If Shigeru Mizuki's NonNonBa were just the childhood memoir of an extremely talented and influential first-generation manga artist, it would be something well worth reading. If it were just a family drama set in the transitional, pre-war years of Japan, when the old, traditional ways were being replaced by the new ways of a more modern, industrialized world, it would be well worth reading. And if it were just a cataloging and collection of various species and characters of yokai (or Japanese spirit monsters), it would be well worth reading.

It's the fact that it is all three at once that makes NonNonBa a must-read, a classic work that is important as it is charming.The book is newly available in English thanks to Drawn and Quarterly, who previously published Mizuki's Onward Towards Our Noble Deaths, and it is named for the character around whom so much of the our young protagonist Gege's life seems to revolve.

"NonNonBa" is a contraction and corruption of NonNon Obaasan, the latter Japanese for grandmother and the former the title given to people who served Buddha. Her profession, mentioned in passing, is that of a "prayer hand," someone who made their living praying for those who were ill to get better, although she also worked as a housekeeper for Gege's family and others in their neighborhood.

Her role in his life, however, was as his unofficial guide to the spirit world, which, in the rural Sakaiminato of the 1930s as seen through a child's eyes, overlapped and permeated the real world in the same way that the fairy world intersected and often pierced the folk experience of the British isles in the 18th, 19th and early 20th centuries. No one young Gege knew had ever been on an elevator, or eaten a doughnut -- not until he and his brothers take a 12-mile journey to taste their first one, anyway -- and word of a train that ran under the ground in Tokyo was dismissed as simply too fantastic to believe.

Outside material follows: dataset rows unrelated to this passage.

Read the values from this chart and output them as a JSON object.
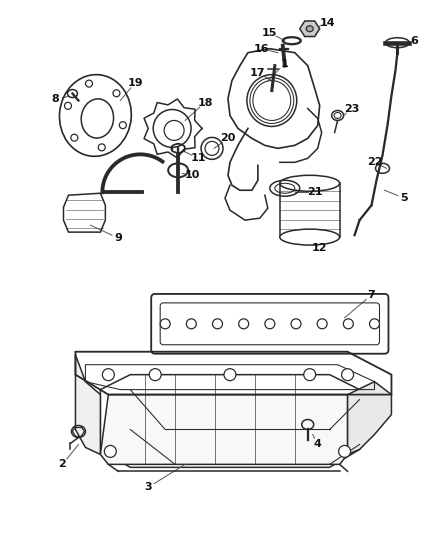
{
  "bg_color": "#ffffff",
  "line_color": "#2a2a2a",
  "label_color": "#111111",
  "figsize": [
    4.38,
    5.33
  ],
  "dpi": 100
}
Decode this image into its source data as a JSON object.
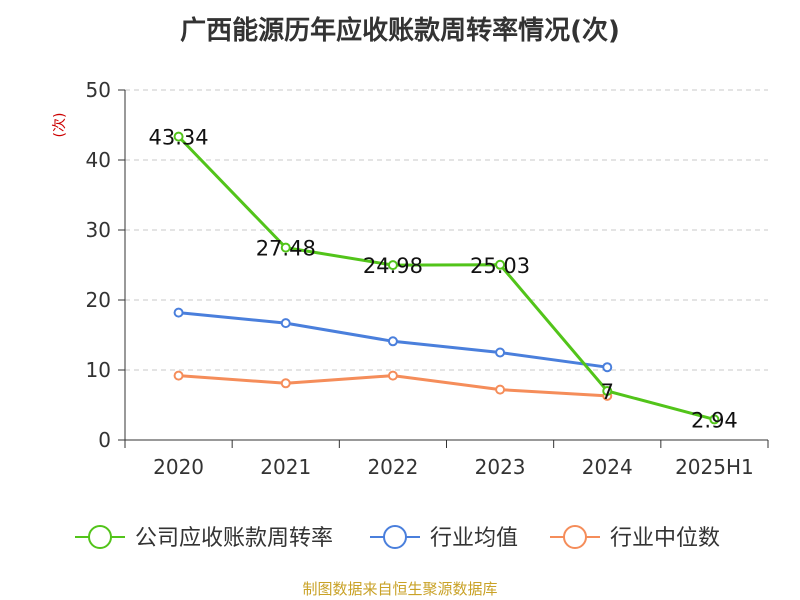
{
  "chart_data": {
    "type": "line",
    "title": "广西能源历年应收账款周转率情况(次)",
    "ylabel": "(次)",
    "xlabel": "",
    "ylim": [
      0,
      50
    ],
    "yticks": [
      0,
      10,
      20,
      30,
      40,
      50
    ],
    "categories": [
      "2020",
      "2021",
      "2022",
      "2023",
      "2024",
      "2025H1"
    ],
    "grid": true,
    "legend_position": "bottom",
    "series": [
      {
        "name": "公司应收账款周转率",
        "color": "#52c41a",
        "values": [
          43.34,
          27.48,
          24.98,
          25.03,
          7,
          2.94
        ],
        "labels": [
          "43.34",
          "27.48",
          "24.98",
          "25.03",
          "7",
          "2.94"
        ],
        "show_labels": true
      },
      {
        "name": "行业均值",
        "color": "#4a7fdc",
        "values": [
          18.2,
          16.7,
          14.1,
          12.5,
          10.4,
          null
        ],
        "show_labels": false
      },
      {
        "name": "行业中位数",
        "color": "#f58d5a",
        "values": [
          9.2,
          8.1,
          9.2,
          7.2,
          6.3,
          null
        ],
        "show_labels": false
      }
    ]
  },
  "source": "制图数据来自恒生聚源数据库"
}
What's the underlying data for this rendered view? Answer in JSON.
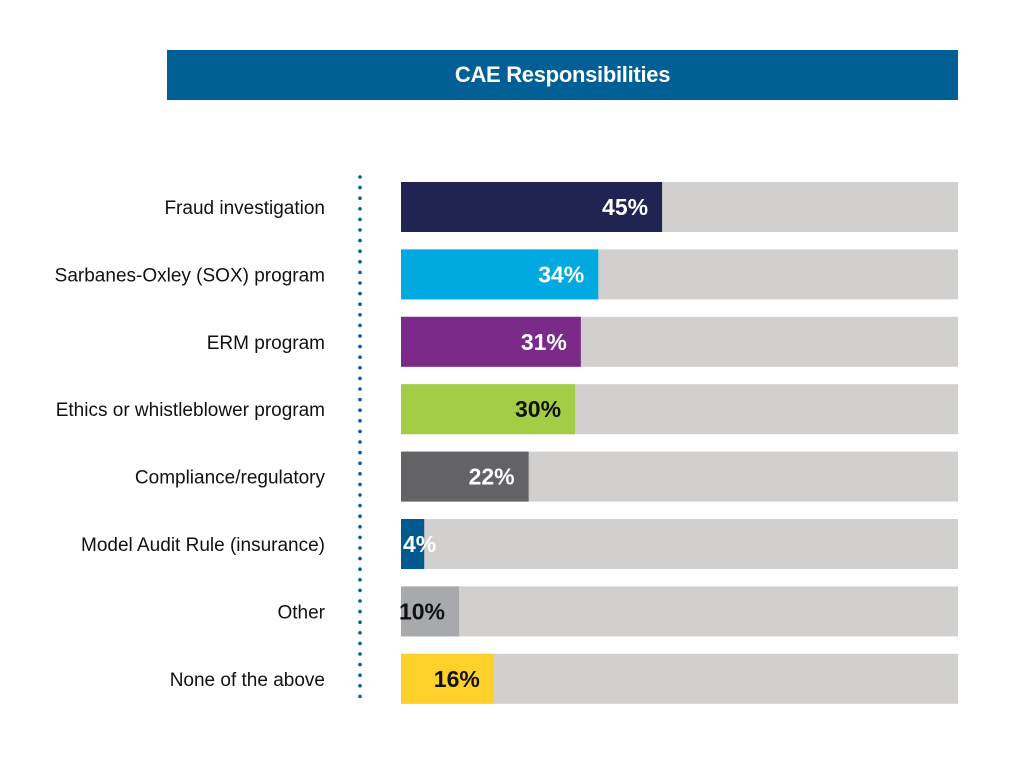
{
  "chart_data": {
    "type": "bar",
    "orientation": "horizontal",
    "title": "CAE Responsibilities",
    "xlabel": "",
    "ylabel": "",
    "unit": "%",
    "xlim": [
      0,
      96
    ],
    "grid": false,
    "categories": [
      "Fraud investigation",
      "Sarbanes-Oxley (SOX) program",
      "ERM program",
      "Ethics or whistleblower program",
      "Compliance/regulatory",
      "Model Audit Rule (insurance)",
      "Other",
      "None of the above"
    ],
    "values": [
      45,
      34,
      31,
      30,
      22,
      4,
      10,
      16
    ],
    "value_labels": [
      "45%",
      "34%",
      "31%",
      "30%",
      "22%",
      "4%",
      "10%",
      "16%"
    ],
    "bar_colors": [
      "#1f2453",
      "#00a9e0",
      "#7b2a8a",
      "#a4cd46",
      "#636366",
      "#005a8f",
      "#a7a9ac",
      "#fdd12a"
    ],
    "label_colors": [
      "#ffffff",
      "#ffffff",
      "#ffffff",
      "#111111",
      "#ffffff",
      "#ffffff",
      "#111111",
      "#111111"
    ],
    "track_color": "#d1d0cf",
    "title_bar_color": "#006095",
    "axis_line_color": "#006095"
  }
}
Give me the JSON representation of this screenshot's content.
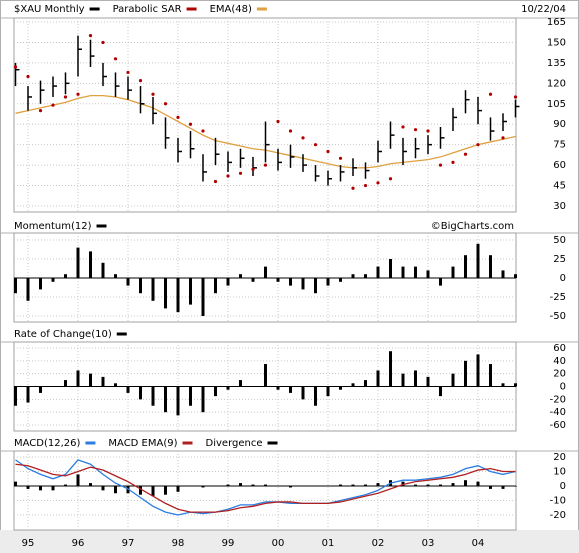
{
  "chart_data": [
    {
      "type": "ohlc",
      "date": "10/22/04",
      "credit": "©BigCharts.com",
      "x": [
        1994.75,
        1995,
        1995.25,
        1995.5,
        1995.75,
        1996,
        1996.25,
        1996.5,
        1996.75,
        1997,
        1997.25,
        1997.5,
        1997.75,
        1998,
        1998.25,
        1998.5,
        1998.75,
        1999,
        1999.25,
        1999.5,
        1999.75,
        2000,
        2000.25,
        2000.5,
        2000.75,
        2001,
        2001.25,
        2001.5,
        2001.75,
        2002,
        2002.25,
        2002.5,
        2002.75,
        2003,
        2003.25,
        2003.5,
        2003.75,
        2004,
        2004.25,
        2004.5,
        2004.75
      ],
      "series": [
        {
          "name": "$XAU Monthly",
          "color": "#000000",
          "high": [
            135,
            118,
            122,
            125,
            128,
            155,
            152,
            135,
            128,
            125,
            118,
            110,
            95,
            80,
            85,
            68,
            80,
            70,
            72,
            66,
            92,
            72,
            75,
            68,
            60,
            56,
            60,
            65,
            62,
            78,
            92,
            80,
            80,
            82,
            88,
            102,
            115,
            110,
            95,
            98,
            108
          ],
          "low": [
            118,
            100,
            105,
            110,
            112,
            125,
            132,
            118,
            110,
            108,
            98,
            90,
            72,
            62,
            65,
            48,
            60,
            55,
            58,
            52,
            62,
            56,
            58,
            55,
            48,
            45,
            48,
            52,
            50,
            62,
            72,
            60,
            65,
            68,
            72,
            85,
            98,
            90,
            78,
            85,
            95
          ],
          "values": [
            130,
            110,
            115,
            118,
            120,
            145,
            140,
            125,
            118,
            115,
            105,
            98,
            80,
            70,
            72,
            55,
            68,
            62,
            65,
            58,
            75,
            62,
            66,
            60,
            52,
            50,
            55,
            58,
            56,
            70,
            82,
            70,
            72,
            75,
            80,
            95,
            108,
            100,
            85,
            92,
            103
          ]
        },
        {
          "name": "Parabolic SAR",
          "color": "#b00000",
          "values": [
            132,
            125,
            100,
            104,
            110,
            112,
            155,
            150,
            138,
            128,
            122,
            112,
            105,
            95,
            90,
            85,
            48,
            52,
            54,
            57,
            60,
            92,
            85,
            80,
            75,
            70,
            65,
            43,
            45,
            47,
            50,
            88,
            86,
            85,
            60,
            62,
            68,
            75,
            112,
            80,
            110
          ]
        },
        {
          "name": "EMA(48)",
          "color": "#e0a040",
          "values": [
            98,
            100,
            102,
            104,
            106,
            109,
            111,
            111,
            110,
            108,
            105,
            102,
            97,
            92,
            87,
            82,
            78,
            76,
            74,
            72,
            71,
            69,
            67,
            65,
            63,
            61,
            59,
            58,
            58,
            59,
            61,
            62,
            63,
            64,
            66,
            69,
            72,
            75,
            77,
            79,
            81
          ]
        }
      ],
      "ylim": [
        30,
        165
      ],
      "yticks": [
        30,
        45,
        60,
        75,
        90,
        105,
        120,
        135,
        150,
        165
      ]
    },
    {
      "type": "bar",
      "x": [
        1994.75,
        1995,
        1995.25,
        1995.5,
        1995.75,
        1996,
        1996.25,
        1996.5,
        1996.75,
        1997,
        1997.25,
        1997.5,
        1997.75,
        1998,
        1998.25,
        1998.5,
        1998.75,
        1999,
        1999.25,
        1999.5,
        1999.75,
        2000,
        2000.25,
        2000.5,
        2000.75,
        2001,
        2001.25,
        2001.5,
        2001.75,
        2002,
        2002.25,
        2002.5,
        2002.75,
        2003,
        2003.25,
        2003.5,
        2003.75,
        2004,
        2004.25,
        2004.5,
        2004.75
      ],
      "series": [
        {
          "name": "Momentum(12)",
          "color": "#000000",
          "values": [
            -20,
            -30,
            -15,
            -5,
            5,
            40,
            35,
            20,
            5,
            -10,
            -20,
            -30,
            -40,
            -45,
            -35,
            -50,
            -20,
            -10,
            5,
            -5,
            15,
            -5,
            -10,
            -15,
            -20,
            -10,
            -5,
            5,
            5,
            15,
            25,
            15,
            15,
            10,
            -10,
            15,
            30,
            45,
            30,
            10,
            5
          ]
        }
      ],
      "ylim": [
        -50,
        50
      ],
      "yticks": [
        -50,
        -25,
        0,
        25,
        50
      ]
    },
    {
      "type": "bar",
      "x": [
        1994.75,
        1995,
        1995.25,
        1995.5,
        1995.75,
        1996,
        1996.25,
        1996.5,
        1996.75,
        1997,
        1997.25,
        1997.5,
        1997.75,
        1998,
        1998.25,
        1998.5,
        1998.75,
        1999,
        1999.25,
        1999.5,
        1999.75,
        2000,
        2000.25,
        2000.5,
        2000.75,
        2001,
        2001.25,
        2001.5,
        2001.75,
        2002,
        2002.25,
        2002.5,
        2002.75,
        2003,
        2003.25,
        2003.5,
        2003.75,
        2004,
        2004.25,
        2004.5,
        2004.75
      ],
      "series": [
        {
          "name": "Rate of Change(10)",
          "color": "#000000",
          "values": [
            -30,
            -25,
            -10,
            0,
            10,
            25,
            20,
            15,
            5,
            -10,
            -20,
            -30,
            -40,
            -45,
            -30,
            -40,
            -15,
            -5,
            10,
            0,
            35,
            -5,
            -10,
            -20,
            -30,
            -15,
            -5,
            5,
            10,
            25,
            55,
            20,
            25,
            15,
            -15,
            20,
            40,
            50,
            35,
            5,
            5
          ]
        }
      ],
      "ylim": [
        -60,
        60
      ],
      "yticks": [
        -60,
        -40,
        -20,
        0,
        20,
        40,
        60
      ]
    },
    {
      "type": "macd",
      "x": [
        1994.75,
        1995,
        1995.25,
        1995.5,
        1995.75,
        1996,
        1996.25,
        1996.5,
        1996.75,
        1997,
        1997.25,
        1997.5,
        1997.75,
        1998,
        1998.25,
        1998.5,
        1998.75,
        1999,
        1999.25,
        1999.5,
        1999.75,
        2000,
        2000.25,
        2000.5,
        2000.75,
        2001,
        2001.25,
        2001.5,
        2001.75,
        2002,
        2002.25,
        2002.5,
        2002.75,
        2003,
        2003.25,
        2003.5,
        2003.75,
        2004,
        2004.25,
        2004.5,
        2004.75
      ],
      "series": [
        {
          "name": "MACD(12,26)",
          "color": "#2a7de1",
          "values": [
            18,
            12,
            8,
            5,
            8,
            18,
            15,
            8,
            2,
            -2,
            -8,
            -14,
            -18,
            -20,
            -18,
            -19,
            -18,
            -16,
            -13,
            -13,
            -11,
            -11,
            -12,
            -12,
            -12,
            -12,
            -10,
            -8,
            -6,
            -3,
            2,
            4,
            4,
            5,
            6,
            8,
            12,
            14,
            10,
            8,
            10
          ]
        },
        {
          "name": "MACD EMA(9)",
          "color": "#b02020",
          "values": [
            15,
            14,
            11,
            8,
            7,
            10,
            13,
            11,
            7,
            3,
            -2,
            -7,
            -12,
            -16,
            -18,
            -18,
            -18,
            -17,
            -15,
            -14,
            -12,
            -11,
            -11,
            -12,
            -12,
            -12,
            -11,
            -9,
            -7,
            -5,
            -2,
            1,
            3,
            4,
            5,
            6,
            8,
            11,
            12,
            10,
            10
          ]
        },
        {
          "name": "Divergence",
          "color": "#000000",
          "values": [
            3,
            -2,
            -3,
            -3,
            1,
            8,
            2,
            -3,
            -5,
            -5,
            -6,
            -7,
            -6,
            -4,
            0,
            -1,
            0,
            1,
            2,
            1,
            1,
            0,
            -1,
            0,
            0,
            0,
            1,
            1,
            1,
            2,
            4,
            3,
            1,
            1,
            1,
            2,
            4,
            3,
            -2,
            -2,
            0
          ]
        }
      ],
      "ylim": [
        -20,
        20
      ],
      "yticks": [
        -20,
        -10,
        0,
        10,
        20
      ],
      "xticks": [
        {
          "value": 1995,
          "label": "95"
        },
        {
          "value": 1996,
          "label": "96"
        },
        {
          "value": 1997,
          "label": "97"
        },
        {
          "value": 1998,
          "label": "98"
        },
        {
          "value": 1999,
          "label": "99"
        },
        {
          "value": 2000,
          "label": "00"
        },
        {
          "value": 2001,
          "label": "01"
        },
        {
          "value": 2002,
          "label": "02"
        },
        {
          "value": 2003,
          "label": "03"
        },
        {
          "value": 2004,
          "label": "04"
        }
      ]
    }
  ]
}
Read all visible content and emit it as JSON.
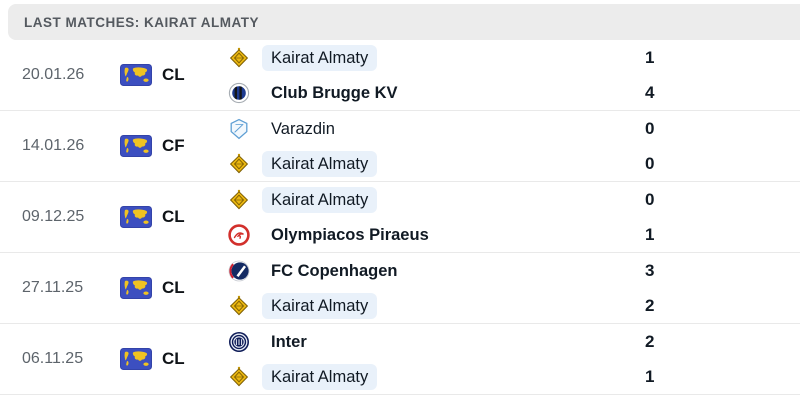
{
  "header": {
    "title": "LAST MATCHES: KAIRAT ALMATY"
  },
  "colors": {
    "header_bg": "#ececec",
    "highlight_pill": "#e9f1fa",
    "flag_blue": "#3c4fc0",
    "flag_yellow": "#f0c322",
    "kairat_gold": "#eab711"
  },
  "matches": [
    {
      "date": "20.01.26",
      "competition": "CL",
      "home": {
        "name": "Kairat Almaty",
        "score": "1",
        "bold": false,
        "highlight": true,
        "logo": "kairat"
      },
      "away": {
        "name": "Club Brugge KV",
        "score": "4",
        "bold": true,
        "highlight": false,
        "logo": "brugge"
      }
    },
    {
      "date": "14.01.26",
      "competition": "CF",
      "home": {
        "name": "Varazdin",
        "score": "0",
        "bold": false,
        "highlight": false,
        "logo": "varazdin"
      },
      "away": {
        "name": "Kairat Almaty",
        "score": "0",
        "bold": false,
        "highlight": true,
        "logo": "kairat"
      }
    },
    {
      "date": "09.12.25",
      "competition": "CL",
      "home": {
        "name": "Kairat Almaty",
        "score": "0",
        "bold": false,
        "highlight": true,
        "logo": "kairat"
      },
      "away": {
        "name": "Olympiacos Piraeus",
        "score": "1",
        "bold": true,
        "highlight": false,
        "logo": "olympiacos"
      }
    },
    {
      "date": "27.11.25",
      "competition": "CL",
      "home": {
        "name": "FC Copenhagen",
        "score": "3",
        "bold": true,
        "highlight": false,
        "logo": "copenhagen"
      },
      "away": {
        "name": "Kairat Almaty",
        "score": "2",
        "bold": false,
        "highlight": true,
        "logo": "kairat"
      }
    },
    {
      "date": "06.11.25",
      "competition": "CL",
      "home": {
        "name": "Inter",
        "score": "2",
        "bold": true,
        "highlight": false,
        "logo": "inter"
      },
      "away": {
        "name": "Kairat Almaty",
        "score": "1",
        "bold": false,
        "highlight": true,
        "logo": "kairat"
      }
    }
  ]
}
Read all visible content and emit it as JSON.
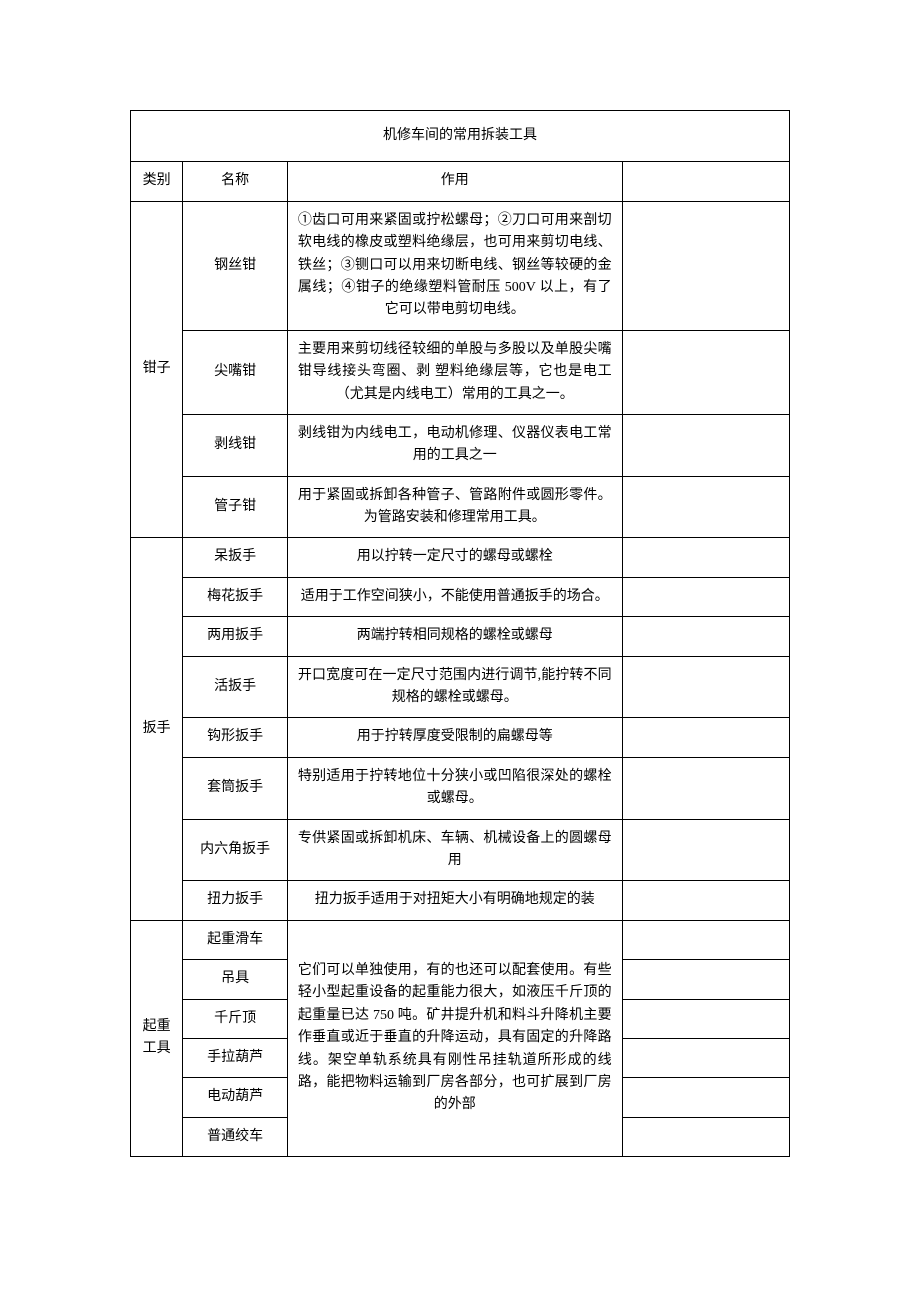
{
  "table": {
    "title": "机修车间的常用拆装工具",
    "headers": {
      "category": "类别",
      "name": "名称",
      "function": "作用"
    },
    "categories": [
      {
        "label": "钳子",
        "items": [
          {
            "name": "钢丝钳",
            "desc": "①齿口可用来紧固或拧松螺母；②刀口可用来剖切软电线的橡皮或塑料绝缘层，也可用来剪切电线、铁丝；③铡口可以用来切断电线、钢丝等较硬的金 属线；④钳子的绝缘塑料管耐压 500V 以上，有了它可以带电剪切电线。"
          },
          {
            "name": "尖嘴钳",
            "desc": "主要用来剪切线径较细的单股与多股以及单股尖嘴钳导线接头弯圈、剥 塑料绝缘层等，它也是电工（尤其是内线电工）常用的工具之一。"
          },
          {
            "name": "剥线钳",
            "desc": "剥线钳为内线电工，电动机修理、仪器仪表电工常用的工具之一"
          },
          {
            "name": "管子钳",
            "desc": "用于紧固或拆卸各种管子、管路附件或圆形零件。为管路安装和修理常用工具。"
          }
        ]
      },
      {
        "label": "扳手",
        "items": [
          {
            "name": "呆扳手",
            "desc": "用以拧转一定尺寸的螺母或螺栓"
          },
          {
            "name": "梅花扳手",
            "desc": "适用于工作空间狭小，不能使用普通扳手的场合。"
          },
          {
            "name": "两用扳手",
            "desc": "两端拧转相同规格的螺栓或螺母"
          },
          {
            "name": "活扳手",
            "desc": "开口宽度可在一定尺寸范围内进行调节,能拧转不同规格的螺栓或螺母。"
          },
          {
            "name": "钩形扳手",
            "desc": "用于拧转厚度受限制的扁螺母等"
          },
          {
            "name": "套筒扳手",
            "desc": "特别适用于拧转地位十分狭小或凹陷很深处的螺栓或螺母。"
          },
          {
            "name": "内六角扳手",
            "desc": "专供紧固或拆卸机床、车辆、机械设备上的圆螺母用"
          },
          {
            "name": "扭力扳手",
            "desc": "扭力扳手适用于对扭矩大小有明确地规定的装"
          }
        ]
      },
      {
        "label": "起重工具",
        "shared_desc": "它们可以单独使用，有的也还可以配套使用。有些轻小型起重设备的起重能力很大，如液压千斤顶的起重量已达 750 吨。矿井提升机和料斗升降机主要作垂直或近于垂直的升降运动，具有固定的升降路线。架空单轨系统具有刚性吊挂轨道所形成的线路，能把物料运输到厂房各部分，也可扩展到厂房的外部",
        "items": [
          {
            "name": "起重滑车"
          },
          {
            "name": "吊具"
          },
          {
            "name": "千斤顶"
          },
          {
            "name": "手拉葫芦"
          },
          {
            "name": "电动葫芦"
          },
          {
            "name": "普通绞车"
          }
        ]
      }
    ]
  },
  "style": {
    "font_family": "SimSun",
    "font_size": 14,
    "line_height": 1.6,
    "border_color": "#000000",
    "background_color": "#ffffff",
    "text_color": "#000000",
    "column_widths": {
      "category": 50,
      "name": 100,
      "desc": 320,
      "img": 160
    }
  }
}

In such a setting, under such circumstances, are ghosts and demons really such bizarre things for a child to believe in?

The devoutly religious and highly superstitious NonNonBa, born in the previous century, knows all of the yokai, and all about them -- their names, their habits, how not to anger them, what to do if you do anger them -- and she shares her knowledge with Gege. And even before growing up to be a professional and famous manga artist, Gege shared that knowledge with others, in little stories he writes and draws and passes around to his friends and family to read.




The book, a 400+ page doorstop, is broken into chapters, many of which are devoted to particular episodes involving various yokai: Zauki-Hakari, Otoroshi, Mr. Sticky, The Wart Yokai, Akaname the Dirt-Licker, Nekomata, The Hungry Ghosts, Slippery Lads, the Suiko/Water Tiger and The Waargh (a ghost so named for its cry of "Waargh!")

Mizuki rather ingeniously grants his yokai characters an ambiguous, equivocal degree of reality within the story. Are they real, or do they just exist in the imaginations of NonNonBa, Gege and other characters? Mizuki shows the reader the yokai, whereas the characters almost never see them with their own eyes -- with one, climactic exception which nevertheless is somewhat uncertain in nature -- but rather feel them and their effects.

For example, when NonNonBa and Gege cross paths with Mr. Sticky, an invisible yokai who follows travelers at night, the sound of his footsteps echoing behind them, Mizuki designs the creature for us to see, but the characters never have that opportunity. Others appear to Gege in his dreams or his sometimes fevered imagination, or appear in stories being recounted to him.

While the stories featuring the yokai are often somewhat standalone and episodic, NonNonBa is a graphic novel in the truest sense of the word (even though its 1977 creation predates the popular usage of that term by years), as young Gege comes of age and we see the various struggles of his family, and a few even more unfortunate girls who enter and leave our hero's life suddenly.




It seems somewhat redundant to note that Mizuki's art features cartoony characters in a highly realistically rendered environment, as it is manga, after all, and that's one of the signifiers that differentiates Japanese comics from those of other countries, but the distance of the gulf between the cartoonishness of the characters and the realism of the environment.




Mizuki's humans are as cartoonish as the characters in your average American newspaper gag strip (some barely even look human), and their emotions are similarly outsized, as they go cross-eyed with fear, exhale little clouds through their nostrils and sweat like sprinkler heads. The yokai themselves are richly varied in design, with some as simple as a little black cloud with staring white eyes and others looking as if they were pulled straight from classical Japanese art.

In that respect, the way they are drawn reflects their nature within the narrative.




Given his subject matter and skill at relating it, it's little wonder that Mizuki is regarded as a cultural treasure in Japan, having won just about every award a manga-ka or Japanese citizen can win and having been named to the Japanese Society of Cultural Anthropology. His hometown of Sakaiminato has a street decorated with over 100 bronze statues of his yokai characters and a museum. And while awards and statues are nice, there's no better monument to Mizuki than the comics he made. Comics like this one.

NonNonBa is on sale now in finer comics shops, book stores and directly from Drawn and Quarterly.